Sinemanın teknik gelişiminde bazı yönetmenler de etkin rol alabilmektedir. Aya Seyahat örneğine bakarsak eser, dekor ve tasarımların yaratımında ciddi bir öncülük üstendi. Fakat bir isim var ki, neredeyse bütün filmleriyle sektörü teknik anlamda üst seviyeye taşıdı. Üniversite eğitimini fizik üzerine tamamlayan James Cameron, bu yönünü sinemasında bolca kullandı. Özellikle Abyss (1989), Terminator (1991), Tinatic (1997) ve Avatar (2009) filmlerinde ekibiyle birlikte yeni görsel efekt teknolojisi geliştirdi. Örneğin bir kurtarma ekibinin su altında dünya dışı varlıklarla karşılaşmasını anlatan Abyss filmi, morphing (aynı anda birden fazla şekle bürünme) teknolojisinin kullandıldığı ilk yapım oldu. Yine Terminator 2’de sıvı metal yapısıyla istediği her şekle bürünebilen robotun sahneleri devrimsel nitelikteydi. Avatar’da ise yüz yakalama tekniği geliştirildi. Bu sayede aktörlerin yüz mimikleri dijital karakterlere daha rahatlıkla uyarlanabildi.

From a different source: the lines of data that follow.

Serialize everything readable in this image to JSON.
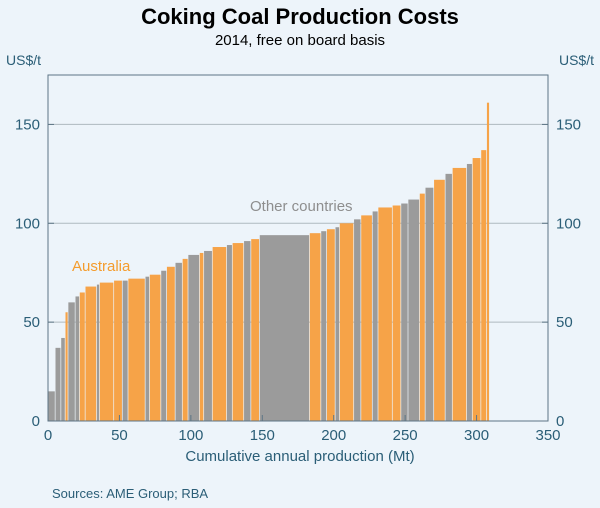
{
  "header": {
    "title": "Coking Coal Production Costs",
    "subtitle": "2014, free on board basis"
  },
  "axes": {
    "y_left_unit": "US$/t",
    "y_right_unit": "US$/t",
    "x_label": "Cumulative annual production (Mt)"
  },
  "annotations": {
    "australia": "Australia",
    "other_countries": "Other countries"
  },
  "footer": {
    "sources": "Sources: AME Group; RBA"
  },
  "colors": {
    "australia": "#F6A348",
    "other": "#9B9B9B",
    "background": "#EDF4FA",
    "grid": "#AEB9BF",
    "frame": "#5D7585",
    "text": "#2B5E77"
  },
  "chart_data": {
    "type": "bar",
    "title": "Coking Coal Production Costs",
    "subtitle": "2014, free on board basis",
    "xlabel": "Cumulative annual production (Mt)",
    "ylabel": "US$/t",
    "xlim": [
      0,
      350
    ],
    "ylim": [
      0,
      175
    ],
    "x_ticks": [
      0,
      50,
      100,
      150,
      200,
      250,
      300,
      350
    ],
    "y_ticks": [
      0,
      50,
      100,
      150
    ],
    "grid": true,
    "legend_labels": [
      "Australia",
      "Other countries"
    ],
    "note": "Cost curve: segment width = annual production (Mt), segment height = cost (US$/t), sorted ascending by cost",
    "segments": [
      {
        "group": "other",
        "width_mt": 5,
        "cost_usd_t": 15
      },
      {
        "group": "other",
        "width_mt": 4,
        "cost_usd_t": 37
      },
      {
        "group": "other",
        "width_mt": 3,
        "cost_usd_t": 42
      },
      {
        "group": "australia",
        "width_mt": 2,
        "cost_usd_t": 55
      },
      {
        "group": "other",
        "width_mt": 5,
        "cost_usd_t": 60
      },
      {
        "group": "other",
        "width_mt": 3,
        "cost_usd_t": 63
      },
      {
        "group": "australia",
        "width_mt": 4,
        "cost_usd_t": 65
      },
      {
        "group": "australia",
        "width_mt": 8,
        "cost_usd_t": 68
      },
      {
        "group": "other",
        "width_mt": 2,
        "cost_usd_t": 69
      },
      {
        "group": "australia",
        "width_mt": 10,
        "cost_usd_t": 70
      },
      {
        "group": "australia",
        "width_mt": 6,
        "cost_usd_t": 71
      },
      {
        "group": "other",
        "width_mt": 4,
        "cost_usd_t": 71
      },
      {
        "group": "australia",
        "width_mt": 12,
        "cost_usd_t": 72
      },
      {
        "group": "other",
        "width_mt": 3,
        "cost_usd_t": 73
      },
      {
        "group": "australia",
        "width_mt": 8,
        "cost_usd_t": 74
      },
      {
        "group": "other",
        "width_mt": 4,
        "cost_usd_t": 76
      },
      {
        "group": "australia",
        "width_mt": 6,
        "cost_usd_t": 78
      },
      {
        "group": "other",
        "width_mt": 5,
        "cost_usd_t": 80
      },
      {
        "group": "australia",
        "width_mt": 4,
        "cost_usd_t": 82
      },
      {
        "group": "other",
        "width_mt": 8,
        "cost_usd_t": 84
      },
      {
        "group": "australia",
        "width_mt": 3,
        "cost_usd_t": 85
      },
      {
        "group": "other",
        "width_mt": 6,
        "cost_usd_t": 86
      },
      {
        "group": "australia",
        "width_mt": 10,
        "cost_usd_t": 88
      },
      {
        "group": "other",
        "width_mt": 4,
        "cost_usd_t": 89
      },
      {
        "group": "australia",
        "width_mt": 8,
        "cost_usd_t": 90
      },
      {
        "group": "other",
        "width_mt": 5,
        "cost_usd_t": 91
      },
      {
        "group": "australia",
        "width_mt": 6,
        "cost_usd_t": 92
      },
      {
        "group": "other",
        "width_mt": 35,
        "cost_usd_t": 94
      },
      {
        "group": "australia",
        "width_mt": 8,
        "cost_usd_t": 95
      },
      {
        "group": "other",
        "width_mt": 4,
        "cost_usd_t": 96
      },
      {
        "group": "australia",
        "width_mt": 6,
        "cost_usd_t": 97
      },
      {
        "group": "other",
        "width_mt": 3,
        "cost_usd_t": 98
      },
      {
        "group": "australia",
        "width_mt": 10,
        "cost_usd_t": 100
      },
      {
        "group": "other",
        "width_mt": 5,
        "cost_usd_t": 102
      },
      {
        "group": "australia",
        "width_mt": 8,
        "cost_usd_t": 104
      },
      {
        "group": "other",
        "width_mt": 4,
        "cost_usd_t": 106
      },
      {
        "group": "australia",
        "width_mt": 10,
        "cost_usd_t": 108
      },
      {
        "group": "australia",
        "width_mt": 6,
        "cost_usd_t": 109
      },
      {
        "group": "other",
        "width_mt": 5,
        "cost_usd_t": 110
      },
      {
        "group": "other",
        "width_mt": 8,
        "cost_usd_t": 112
      },
      {
        "group": "australia",
        "width_mt": 4,
        "cost_usd_t": 115
      },
      {
        "group": "other",
        "width_mt": 6,
        "cost_usd_t": 118
      },
      {
        "group": "australia",
        "width_mt": 8,
        "cost_usd_t": 122
      },
      {
        "group": "other",
        "width_mt": 5,
        "cost_usd_t": 125
      },
      {
        "group": "australia",
        "width_mt": 10,
        "cost_usd_t": 128
      },
      {
        "group": "other",
        "width_mt": 4,
        "cost_usd_t": 130
      },
      {
        "group": "australia",
        "width_mt": 6,
        "cost_usd_t": 133
      },
      {
        "group": "australia",
        "width_mt": 4,
        "cost_usd_t": 137
      },
      {
        "group": "australia",
        "width_mt": 2,
        "cost_usd_t": 161
      }
    ]
  }
}
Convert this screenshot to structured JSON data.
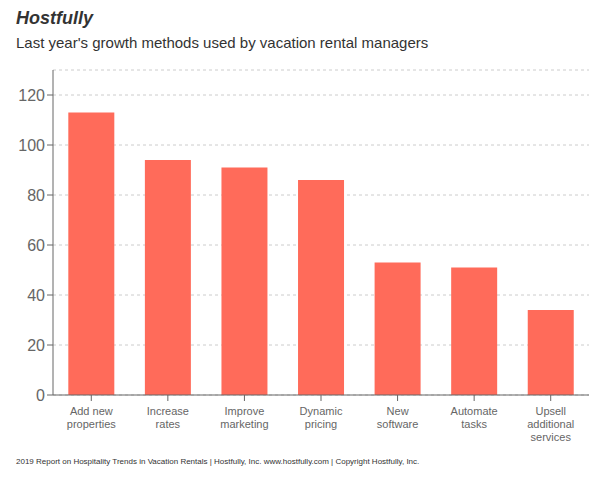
{
  "chart_data": {
    "type": "bar",
    "title": "Last year's growth methods used by vacation rental managers",
    "categories": [
      "Add new\nproperties",
      "Increase\nrates",
      "Improve\nmarketing",
      "Dynamic\npricing",
      "New\nsoftware",
      "Automate\ntasks",
      "Upsell\nadditional\nservices"
    ],
    "values": [
      113,
      94,
      91,
      86,
      53,
      51,
      34
    ],
    "color": "#FF6B5A",
    "ylim": [
      0,
      130
    ],
    "yticks": [
      0,
      20,
      40,
      60,
      80,
      100,
      120
    ],
    "grid": true,
    "annotations": [
      "Hostfully",
      "2019 Report on Hospitality Trends in Vacation Rentals | Hostfully, Inc. www.hostfully.com | Copyright Hostfully, Inc."
    ]
  }
}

Daha önce benzer örneklerini gördüğümüz yapımlarda, dijital karakterlerin yüz mimikleri simüle edilmiş hissiyatı yaratıyordu. James Cameron’un, Titanic’ten sonra uzun aralıklarla film çekmesi, sektörü ilerletmek için teknik anlamda yeni arayışlarda olmasından da kaynaklanıyor. Son dönem karşımıza çıkan Interstellar örneğinde olduğu gibi kara deliğin en gerçekçi haliyle simule edilmesi, on sene önce pek mümkün görünmüyordu. Bilgisayar işlemcilerin çok çekirdeklere bölünmesi ve grafik kartlarının hayli yol kat etmesi artık en karmaşık efektlerin yaratılmasına bile rahatlıkla izin veriyor. Bilgisayar teknolojisinin nasıl geliştiğini en kolay oyun sektöründe görebiliriz. Şirketler, yapımlarında kullanılacak oyun motorlarını geliştirirken var olan donanım gücünü dikkate alarak yaparlar. Geliştirilen oyun motoru mevcut donanımı zorlamamalıdır. Zorlama durumunda da zaten çalışamaz.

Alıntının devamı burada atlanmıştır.